Homeward Bound: The Incredible Journey

Like most of the humans who are going to flip for Homeward Bound: The Incredible Journey, I’m too young to have seen The Incredible Journey, the 1963 movie that this new film is based on. And also like most of those little humans, I don’t really care if the earlier one is better. Kids and dogs don’t get nostalgic for anything much farther back than breakfast.

Besides, if you’ve ever lived with an animal (or, like me, are one) you’ll be a sucker for this movie. The story — about a stalwart trio of dog, cat, and dog who cross the Sierra Nevadas to rejoin their beloved human family — is timeless, and it is filmed with a good eye for the natural beauties of the wilderness.

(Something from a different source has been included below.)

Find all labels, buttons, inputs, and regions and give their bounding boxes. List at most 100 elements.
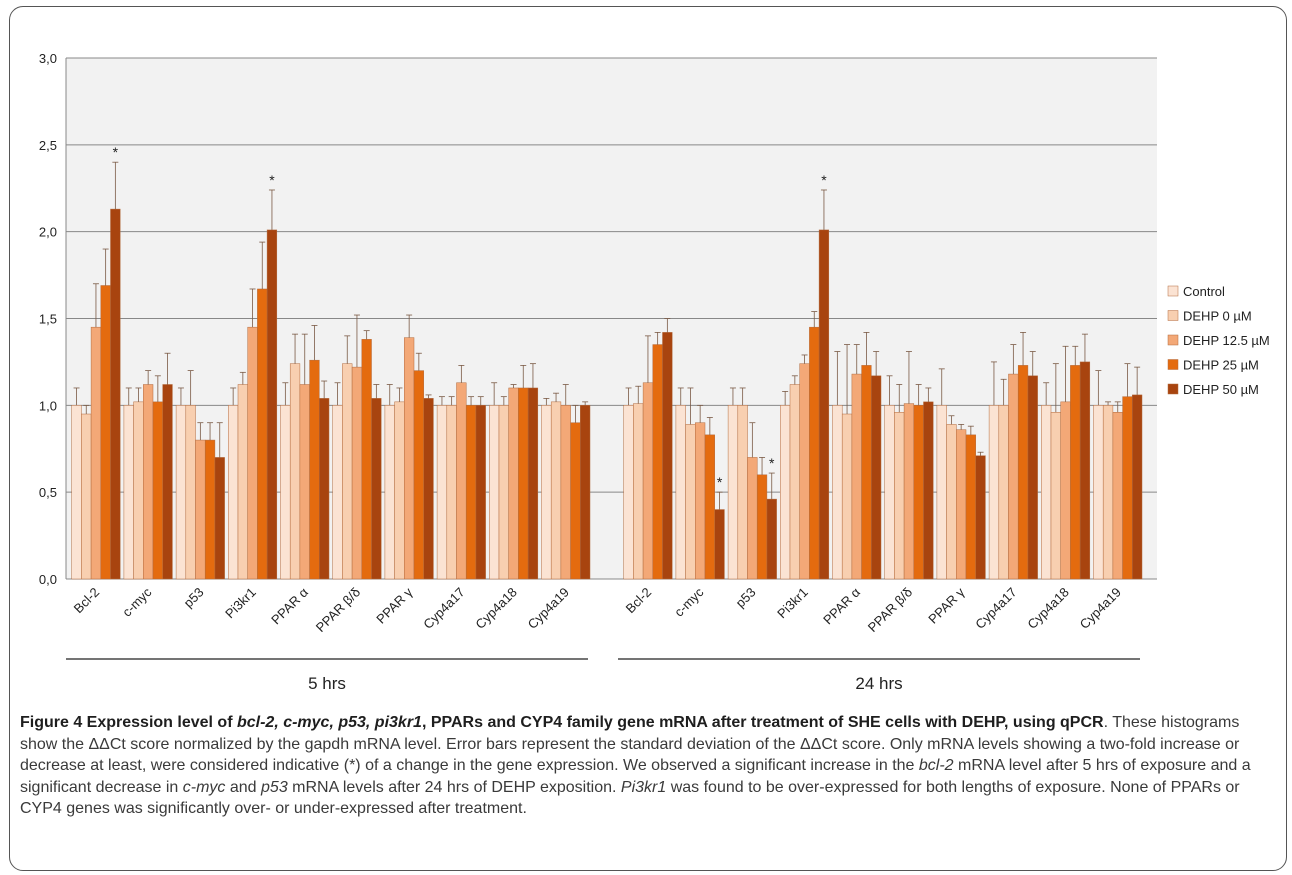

It should be noted, however, that the movie critic I live with harumphed through much of Homeward Bound, griping about its ”crass, cutesy anthropomorphism” (although I bet he’d try it himself if he thought he could get away with it). I think the voice-over gimmick bugged him; unlike the original Incredible Journey, the new movie lets Chance the bulldog pup, Sassy the cat, and Shadow the golden retriever talk to one another in the voices of three famous actors named Fox, Field, and Ameche. Well, talk isn’t quite the right word — they sort of think at each other in a way that humans can’t hear.

Well, excuse me, but do you suppose this doesn’t actually happen, after a fashion? What do you think all the butt sniffing’s about? Okay, I admit that some of the words emanating from my fellow quadrupeds in this movie are inane: ”I’m so sick of nature I could puke,” says Chance at one point. Har-de-har-har. And some of the situations are too cartoonlike even for a studio that was built on cartoons: A seesaw bit with a mountain lion is straight out of a Road Runner short. But having suffered with my human through the dim-witted Beethoven and the dreadful Bingo — in which dogs drive cars, for pete’s sake — I found Homeward Bound to be a breath of animal-oriented realism, voice-overs or no. Even if the main characters are each played by several different animals (come on, Hollywood — do you think a dog doesn’t notice these things?).

If you were to ask my critic housemate, he’d probably give Homeward Bound a C, but I know the big schmaltzerama climax had him just as choked up as any child, adult, or beast in the audience. So roll over yourself, pal: This puppy says it’s a B.